Il existe cependant, relève M. Lif, une assurance qui n’est pas disponible, en Algérie, et qui est proposée dans d’autres pays. Il s’agit de l’assurance des données.
L’assurance des données n’est pas disponible en Algérie
« À la fin de la journée de tournage, tout ce qui est produit comme matière durant la journée : les images et les sons tournés, qui sont données au service montage pour faire avancer le projet, sont rassemblées dans un Disque dur (support informatique). Cette assurance couvre le risque que le Disque dur soit endommagé ou que les don nées soient effacées. Une altération du disque peut entrainer la perte d’une journée de travail ou de plusieurs jours de travail, ce qui représente, pour le producteur, un coût supplémentaire à intégrer dans le coût global du film ou du court métrage. Le film risque de coûter, ainsi, plus cher si le producteur ne souscrit pas à cette police d’assurance. Ces données doivent avoir une assurance. C’est la seule assurance qui n’est pas disponible, en Algérie. Pour les autres risques, les polices d’assurance sont disponibles, dans notre pays, explique ce producteur.

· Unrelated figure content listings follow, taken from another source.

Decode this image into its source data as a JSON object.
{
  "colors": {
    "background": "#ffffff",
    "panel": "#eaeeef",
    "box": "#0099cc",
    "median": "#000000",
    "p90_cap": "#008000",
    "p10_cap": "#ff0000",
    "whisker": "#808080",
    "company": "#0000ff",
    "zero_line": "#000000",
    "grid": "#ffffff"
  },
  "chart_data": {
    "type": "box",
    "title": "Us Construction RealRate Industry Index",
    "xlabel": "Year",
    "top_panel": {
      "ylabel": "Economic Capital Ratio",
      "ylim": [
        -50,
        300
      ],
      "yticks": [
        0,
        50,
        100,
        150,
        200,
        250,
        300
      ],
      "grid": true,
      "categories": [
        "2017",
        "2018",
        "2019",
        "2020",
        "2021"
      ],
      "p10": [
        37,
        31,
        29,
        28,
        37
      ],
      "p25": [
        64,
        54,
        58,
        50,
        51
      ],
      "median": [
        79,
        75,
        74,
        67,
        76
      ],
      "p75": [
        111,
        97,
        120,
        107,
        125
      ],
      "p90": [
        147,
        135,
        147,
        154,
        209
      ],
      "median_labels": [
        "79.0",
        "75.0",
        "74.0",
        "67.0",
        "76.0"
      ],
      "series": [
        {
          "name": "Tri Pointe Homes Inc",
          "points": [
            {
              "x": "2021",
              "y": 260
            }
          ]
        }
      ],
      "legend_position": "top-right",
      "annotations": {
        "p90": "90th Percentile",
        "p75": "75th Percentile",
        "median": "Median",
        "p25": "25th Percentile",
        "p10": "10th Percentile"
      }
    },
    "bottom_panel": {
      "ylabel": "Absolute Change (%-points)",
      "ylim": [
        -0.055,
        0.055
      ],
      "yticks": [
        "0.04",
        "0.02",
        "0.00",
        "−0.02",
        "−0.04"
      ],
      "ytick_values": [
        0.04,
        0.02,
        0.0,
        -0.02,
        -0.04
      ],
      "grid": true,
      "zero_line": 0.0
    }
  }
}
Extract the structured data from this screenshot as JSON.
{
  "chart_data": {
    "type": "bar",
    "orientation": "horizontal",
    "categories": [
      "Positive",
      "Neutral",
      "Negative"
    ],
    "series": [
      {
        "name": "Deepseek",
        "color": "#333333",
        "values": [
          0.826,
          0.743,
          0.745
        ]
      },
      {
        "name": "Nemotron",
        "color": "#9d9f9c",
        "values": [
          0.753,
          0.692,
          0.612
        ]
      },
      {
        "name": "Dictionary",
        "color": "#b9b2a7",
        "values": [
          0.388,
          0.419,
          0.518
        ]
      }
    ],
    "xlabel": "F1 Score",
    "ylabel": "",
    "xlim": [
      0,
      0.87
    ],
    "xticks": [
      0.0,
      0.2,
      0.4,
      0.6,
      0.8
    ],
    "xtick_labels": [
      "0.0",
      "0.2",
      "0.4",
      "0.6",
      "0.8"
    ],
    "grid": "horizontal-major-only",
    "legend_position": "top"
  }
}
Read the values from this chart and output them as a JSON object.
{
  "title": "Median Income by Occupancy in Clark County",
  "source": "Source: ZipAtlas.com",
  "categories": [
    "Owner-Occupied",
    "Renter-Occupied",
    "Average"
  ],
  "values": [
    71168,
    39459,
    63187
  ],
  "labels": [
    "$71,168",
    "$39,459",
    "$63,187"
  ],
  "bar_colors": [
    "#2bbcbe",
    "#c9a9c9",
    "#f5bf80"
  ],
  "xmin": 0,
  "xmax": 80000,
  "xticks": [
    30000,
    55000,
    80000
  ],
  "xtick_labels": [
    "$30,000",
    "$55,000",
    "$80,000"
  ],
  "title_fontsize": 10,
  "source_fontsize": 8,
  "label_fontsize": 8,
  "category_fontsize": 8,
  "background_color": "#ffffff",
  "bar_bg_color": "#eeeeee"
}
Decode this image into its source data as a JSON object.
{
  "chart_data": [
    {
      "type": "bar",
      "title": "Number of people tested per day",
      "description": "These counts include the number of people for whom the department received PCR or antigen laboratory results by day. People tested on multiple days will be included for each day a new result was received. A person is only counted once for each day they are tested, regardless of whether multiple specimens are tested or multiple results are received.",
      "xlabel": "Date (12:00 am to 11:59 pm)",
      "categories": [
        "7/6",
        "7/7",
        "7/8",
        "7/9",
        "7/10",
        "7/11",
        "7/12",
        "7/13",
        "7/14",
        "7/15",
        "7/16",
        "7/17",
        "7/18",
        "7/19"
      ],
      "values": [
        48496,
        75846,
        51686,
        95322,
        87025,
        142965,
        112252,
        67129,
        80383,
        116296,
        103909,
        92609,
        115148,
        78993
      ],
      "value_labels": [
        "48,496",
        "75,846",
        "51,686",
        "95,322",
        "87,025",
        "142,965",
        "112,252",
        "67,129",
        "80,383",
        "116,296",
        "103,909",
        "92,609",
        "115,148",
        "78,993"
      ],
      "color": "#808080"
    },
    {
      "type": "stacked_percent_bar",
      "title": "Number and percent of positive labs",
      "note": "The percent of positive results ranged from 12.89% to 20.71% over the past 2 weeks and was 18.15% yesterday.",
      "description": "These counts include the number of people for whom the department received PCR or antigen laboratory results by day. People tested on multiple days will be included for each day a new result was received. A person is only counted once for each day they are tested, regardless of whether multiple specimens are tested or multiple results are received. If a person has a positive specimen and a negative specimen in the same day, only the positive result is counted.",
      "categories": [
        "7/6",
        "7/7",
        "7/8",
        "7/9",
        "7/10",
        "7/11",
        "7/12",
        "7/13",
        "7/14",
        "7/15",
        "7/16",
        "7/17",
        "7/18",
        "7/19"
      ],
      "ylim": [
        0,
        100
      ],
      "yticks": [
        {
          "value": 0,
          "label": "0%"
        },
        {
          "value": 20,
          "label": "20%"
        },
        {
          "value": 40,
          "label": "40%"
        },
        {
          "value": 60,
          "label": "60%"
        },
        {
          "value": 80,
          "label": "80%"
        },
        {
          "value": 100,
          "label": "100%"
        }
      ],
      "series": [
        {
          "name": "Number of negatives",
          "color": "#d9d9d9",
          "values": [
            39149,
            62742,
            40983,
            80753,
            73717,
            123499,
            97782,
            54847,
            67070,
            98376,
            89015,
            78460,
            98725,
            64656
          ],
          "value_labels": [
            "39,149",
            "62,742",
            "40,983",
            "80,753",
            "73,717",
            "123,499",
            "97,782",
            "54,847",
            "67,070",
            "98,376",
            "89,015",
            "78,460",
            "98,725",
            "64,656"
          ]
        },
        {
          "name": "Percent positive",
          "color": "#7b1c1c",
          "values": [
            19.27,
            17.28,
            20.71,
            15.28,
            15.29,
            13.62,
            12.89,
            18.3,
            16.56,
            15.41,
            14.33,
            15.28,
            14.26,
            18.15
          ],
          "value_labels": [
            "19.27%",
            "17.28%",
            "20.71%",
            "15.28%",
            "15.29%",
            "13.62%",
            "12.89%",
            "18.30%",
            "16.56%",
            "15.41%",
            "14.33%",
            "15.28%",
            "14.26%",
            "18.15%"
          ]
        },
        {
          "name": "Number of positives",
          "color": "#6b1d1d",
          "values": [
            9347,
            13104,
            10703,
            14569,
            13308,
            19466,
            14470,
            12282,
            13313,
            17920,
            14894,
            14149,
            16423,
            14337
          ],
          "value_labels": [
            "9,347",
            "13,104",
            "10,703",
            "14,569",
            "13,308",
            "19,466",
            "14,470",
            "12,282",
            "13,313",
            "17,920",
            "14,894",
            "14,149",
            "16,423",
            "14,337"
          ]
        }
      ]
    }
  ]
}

Concernant les principaux risques qui peuvent survenir dans un tournage, M. Lif cite la chute d’un comédien qui peut entrainer sa blessure. Autre risque : un accident de la route, lors d’un déplacement d’un lieu de tournage à un autre et qui peut avoir pour conséquence d’endommager le matériel de tournage transporté. L’accident va faire décaler la durée du tournage d’un jour ou de plusieurs jours. Notre interlocuteur cite, aussi, un autre risque : « une masse électrique, dans un tournage, peut provoquer un incendie qui peut toucher le décor du film ou le lieu réel de tournage du film ». Ce risque est couvert par l’assurance des lieux. « Un passant, par inattention, peut provoquer la chute au sol de la caméra qui coûte 10 millions de dinars », indique-t-il, à titre d’exemple. Ce sinistre est couvert par l’assurance matériel.
M. Lif fait savoir, dans la foulée, que c’est la mission du producteur que de souscrire à ces assurances : « le contrat signé entre le producteur et le comédien prévoit le cachet du comédien, ses droits et obligations mais, aussi, un volet assurance. » À travers ce contrat, le comédien sait qu’il est assuré.
« Le contrat lui permet également d’être assuré à la CNAS », indique, pour sa part, M. Bendaoued Mohamed, comédien. Il n’est pas du ressort du comédien ou du technicien, lors de la réalisation et production d’un film, de souscrire à une police d’assurance le couvrant, par exemple, lors du tournage. Cela relève du rôle du producteur.
Concernant le coût de l’assurance, il doit être pris en compte par le producteur. Cela fait partie des dépenses du tournage. « Quand j’évalue le coût du tournage, dans les calculs y relatifs, j’intègre le coût de la location du décor, la location du matériel, le cachet des comédiens, des techniciens, le catering, le transport et l’assurance », précise M. Lif en indiquant que « l’assurance fait partie du calcul de ces dépenses. » Il relève également que le producteur a tendance à souscrire à un pack qui couvre ces différents risques. Il fait observer que certains producteurs méconnaissent l’existence de cette panoplie de polices d’assurances, en Algérie, destinée à la profession. « D’autres prennent à la légère la nécessité de protéger l’équipe de tournage et le matériel contre les différents risques qui peuvent survenir, lors d’un tournage » ajoute-t-il. Ce producteur suggère, en ce sens, la nécessité d’adapter les polices d’assurances aux besoins de la profession. Concernant la relation du producteur à son agence d’assurance, il existe, selon lui, deux types de relations : une relation classique qui lie l’assuré à l’assureur ou le client et le prestataire. Le second type de relation est le partenariat entre la compagnie d’assurance et le producteur, consistant en la prise en charge par l’assureur du volet assurance, dans un film, en contrepartie d’un sponsoring ou d’une visibilité dans le produit visuel lui-même. Concernant la durée de validité de la police d’assurance, elle dépend de la durée de tournage. Plus la durée du tournage est longue, moins le coût de l’assurance est élevé. C’est le producteur qui fixe la durée de validité de l’assurance.